I’ve talked about ways of managing your work when you’re faced with a tight deadline. This time I’d like to discuss ways of managing the deadline itself.

You can end up with a tight deadline for a variety of reasons. The deadline may be mandated by the management. It can be determined by interdependencies between projects. It can be defined by market compliance rules. In other cases it’s estimated using the work breakdown structure for the project but ends up being too short because of wrong assumptions.

So how can you as a business analyst make sure that circumstances don’t control you and your team, and you deliver your project successfully even if you don’t meet the original deadline?

Here is a visual summary:


I’ll look into ways of managing deadlines in more detail below.

Manage the manager

Management sometimes sets up deadlines with a good “buffer” to allow themselves time for decision making at the end of the project, or because they don’t expect to get results on time and want to push things along by moving the deadline forward. This can be best mitigated by having good communication with the management.

However, what can you do if your manager does set an unreasonably short deadline? Find the tolerance level of your project sponsor (management) and of the key stakeholders who can influence the sponsor. Talk to end users to understand the severity of not delivering on time. There can be scope for negotiation.

Shuffle dependencies

If your deadline is constrained by dependencies, you can talk to project managers of the upstream and downstream projects to get a better understanding of the interconnections. You might be able to find a way to reorganise things and either get what your project needs delivered earlier, or move the deadline for your own project.
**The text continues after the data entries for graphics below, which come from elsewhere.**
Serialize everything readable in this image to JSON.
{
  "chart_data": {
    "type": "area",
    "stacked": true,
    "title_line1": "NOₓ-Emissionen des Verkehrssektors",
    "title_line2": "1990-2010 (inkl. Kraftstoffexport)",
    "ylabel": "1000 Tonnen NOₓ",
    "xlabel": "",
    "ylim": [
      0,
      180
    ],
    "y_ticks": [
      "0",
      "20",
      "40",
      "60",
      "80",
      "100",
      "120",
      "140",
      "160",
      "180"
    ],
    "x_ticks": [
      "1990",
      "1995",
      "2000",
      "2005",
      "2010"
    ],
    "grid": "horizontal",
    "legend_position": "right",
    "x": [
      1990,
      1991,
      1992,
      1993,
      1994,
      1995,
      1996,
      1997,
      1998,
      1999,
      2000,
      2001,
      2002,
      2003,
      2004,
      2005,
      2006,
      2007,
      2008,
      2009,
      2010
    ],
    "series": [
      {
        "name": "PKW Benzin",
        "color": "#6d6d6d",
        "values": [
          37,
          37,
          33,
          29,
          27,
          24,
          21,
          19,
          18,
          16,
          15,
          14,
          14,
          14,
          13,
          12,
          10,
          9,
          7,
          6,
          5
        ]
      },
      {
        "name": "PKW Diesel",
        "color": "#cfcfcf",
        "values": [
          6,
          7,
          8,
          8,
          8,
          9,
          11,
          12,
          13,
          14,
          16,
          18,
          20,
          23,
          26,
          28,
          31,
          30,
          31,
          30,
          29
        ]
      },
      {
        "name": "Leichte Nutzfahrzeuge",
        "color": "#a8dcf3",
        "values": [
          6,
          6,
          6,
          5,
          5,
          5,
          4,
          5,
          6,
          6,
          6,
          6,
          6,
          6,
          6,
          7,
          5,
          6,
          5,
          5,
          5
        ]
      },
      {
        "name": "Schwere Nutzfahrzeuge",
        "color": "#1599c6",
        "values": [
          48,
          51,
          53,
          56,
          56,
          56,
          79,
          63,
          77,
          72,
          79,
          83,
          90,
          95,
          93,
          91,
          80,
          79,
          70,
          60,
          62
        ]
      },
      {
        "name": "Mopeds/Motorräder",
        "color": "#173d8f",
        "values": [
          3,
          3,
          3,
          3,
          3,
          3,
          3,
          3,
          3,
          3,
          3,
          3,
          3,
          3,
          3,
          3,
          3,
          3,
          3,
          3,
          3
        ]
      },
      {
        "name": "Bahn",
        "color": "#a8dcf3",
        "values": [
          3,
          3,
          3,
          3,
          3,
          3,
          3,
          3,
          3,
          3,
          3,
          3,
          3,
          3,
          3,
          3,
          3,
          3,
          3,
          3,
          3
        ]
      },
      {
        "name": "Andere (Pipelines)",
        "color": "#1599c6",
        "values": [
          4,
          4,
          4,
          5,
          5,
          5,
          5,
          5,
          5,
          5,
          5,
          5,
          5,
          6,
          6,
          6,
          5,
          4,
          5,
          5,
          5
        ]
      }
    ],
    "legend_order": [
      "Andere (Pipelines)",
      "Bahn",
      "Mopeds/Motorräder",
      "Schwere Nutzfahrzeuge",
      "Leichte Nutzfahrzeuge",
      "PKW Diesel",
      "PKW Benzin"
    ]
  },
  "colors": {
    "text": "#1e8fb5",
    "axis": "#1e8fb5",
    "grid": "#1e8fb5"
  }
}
Be smart about compliance deadlines

If you’re working on a compliance project, it may have a firm deadline established by the market bodies. In this case find out if there is a transition period. It is usually provided because market participants have differing levels of compliance and don’t have the same resources available to make the transition. You can also evaluate the impact of breaching the deadline (such as fines for non-compliance), and prioritise the parts of the project which would have the highest financial impact if they are overdue.

Double check estimates

When it comes to deadlines defined by estimation, it’s a good idea to double check the estimates. Ask what facts and assumptions were taken into account when the task was initially estimated.

Final note: Watch out for changes

Once the project starts, you have to watch out for changes in the project environment. Changes will affect project completion time, so work with the team and stakeholders to update the WBS and the schedule.